Police Rescue Women Sold As Brides To Chinese Men
By Network Media Group
Thursday, May 21, 2020
Two women that were sold as brides to men in China were rescued by anti-trafficking police and a civil society organisation in Muse in northern Shan State.
The women were sold to brokers by their boyfriends, said Laphai Zau Awng, the secretary of Young Men Christian Association (YMCA). One of the victims called their brother and he called their parents and reported it to the Anti-Trafficking in Persons Division (ATIPD) of the police.
In China, the women went to the police, who after arresting the brokers sent them back to Burma.
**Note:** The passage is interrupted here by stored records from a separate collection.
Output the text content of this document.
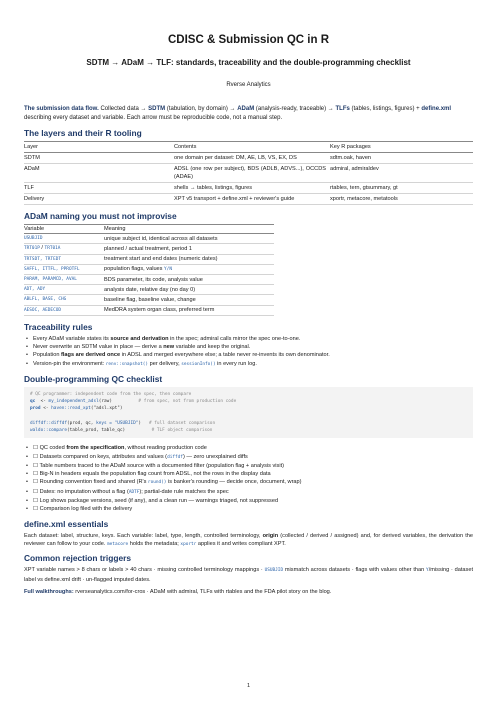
CDISC & Submission QC in R
SDTM → ADaM → TLF: standards, traceability and the double-programming checklist
Rverse Analytics

The submission data flow. Collected data → SDTM (tabulation, by domain) → ADaM (analysis-ready, traceable) → TLFs (tables, listings, figures) + define.xml describing every dataset and variable. Each arrow must be reproducible code, not a manual step.

The layers and their R tooling
Layer	Contents	Key R packages
SDTM	one domain per dataset: DM, AE, LB, VS, EX, DS	sdtm.oak, haven
ADaM	ADSL (one row per subject), BDS (ADLB, ADVS...), OCCDS (ADAE)	admiral, admiraldev
TLF	shells → tables, listings, figures	rtables, tern, gtsummary, gt
Delivery	XPT v5 transport + define.xml + reviewer's guide	xportr, metacore, metatools
ADaM naming you must not improvise
Variable	Meaning
USUBJID	unique subject id, identical across all datasets
TRT01P / TRT01A	planned / actual treatment, period 1
TRTSDT, TRTEDT	treatment start and end dates (numeric dates)
SAFFL, ITTFL, PPROTFL	population flags, values Y/N
PARAM, PARAMCD, AVAL	BDS parameter, its code, analysis value
ADT, ADY	analysis date, relative day (no day 0)
ABLFL, BASE, CHG	baseline flag, baseline value, change
AESOC, AEDECOD	MedDRA system organ class, preferred term
Traceability rules
• Every ADaM variable states its source and derivation in the spec; admiral calls mirror the spec one-to-one.
• Never overwrite an SDTM value in place — derive a new variable and keep the original.
• Population flags are derived once in ADSL and merged everywhere else; a table never re-invents its own denominator.
• Version-pin the environment: renv::snapshot() per delivery, sessionInfo() in every run log.
Double-programming QC checklist
# QC programmer: independent code from the spec, then compare
qc  <- my_independent_adsl(raw)	# from spec, not from production code
prod <- haven::read_xpt("adsl.xpt")

diffdf::diffdf(prod, qc, keys = "USUBJID") # full dataset comparison
waldo::compare(table_prod, table_qc)	# TLF object comparison
• ☐ QC coded from the specification, without reading production code
• ☐ Datasets compared on keys, attributes and values (diffdf) — zero unexplained diffs
• ☐ Table numbers traced to the ADaM source with a documented filter (population flag + analysis visit)
• ☐ Big-N in headers equals the population flag count from ADSL, not the rows in the display data
• ☐ Rounding convention fixed and shared (R's round() is banker's rounding — decide once, document, wrap)
• ☐ Dates: no imputation without a flag (ADTF); partial-date rule matches the spec
• ☐ Log shows package versions, seed (if any), and a clean run — warnings triaged, not suppressed
• ☐ Comparison log filed with the delivery
define.xml essentials

Each dataset: label, structure, keys. Each variable: label, type, length, controlled terminology, origin (collected / derived / assigned) and, for derived variables, the derivation the reviewer can follow to your code. metacore holds the metadata; xportr applies it and writes compliant XPT.

Common rejection triggers

XPT variable names > 8 chars or labels > 40 chars · missing controlled terminology mappings · USUBJID mismatch across datasets · flags with values other than Y/missing · dataset label vs define.xml drift · un-flagged imputed dates.

Full walkthroughs: rverseanalytics.com/for-cros · ADaM with admiral, TLFs with rtables and the FDA pilot story on the blog.

1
Burmese police arrested the women’s boyfriends.
The women, ages 18 and 20, are ethnic Kachin and from Ban Muu, located in Kutkai township. They started dating the men after meeting them online, Laphai Zau Awng said.
“Their boyfriends persuaded the women to let them find them work in China,” he said. They sent them to Kunming, in China’s Yunnan Province, where they were forced to marry Chinese men.
“We heard the two women were sold for 120,000 yuan (est. US$17,000) each.”
After being rescued, the women are staying at government social housing, Laphai Zau Awng said.
One of them is pregnant.
Police opened a case against the boyfriends at the Kutkai township court.
Since January, ATIPD officers have rescued eight women being trafficked to China by a gang in Muse.
Trafficking of women and men on the border is common, said Naw Paw Eh, who works with an anti-human trafficking group in Muse. “It doesn’t matter whether they are educated or not. Anyone could be a victim,” she explained. It’s important to immediately report any information about these crimes to the police, Naw Paw Eh said.
Poverty, unemployment and conflict are all contributing factors of human trafficking, according to human rights activists. Burmese women are usually sold as wives to Chinese men but sometimes they are sold to neighbouring countries for employment or as sex slaves.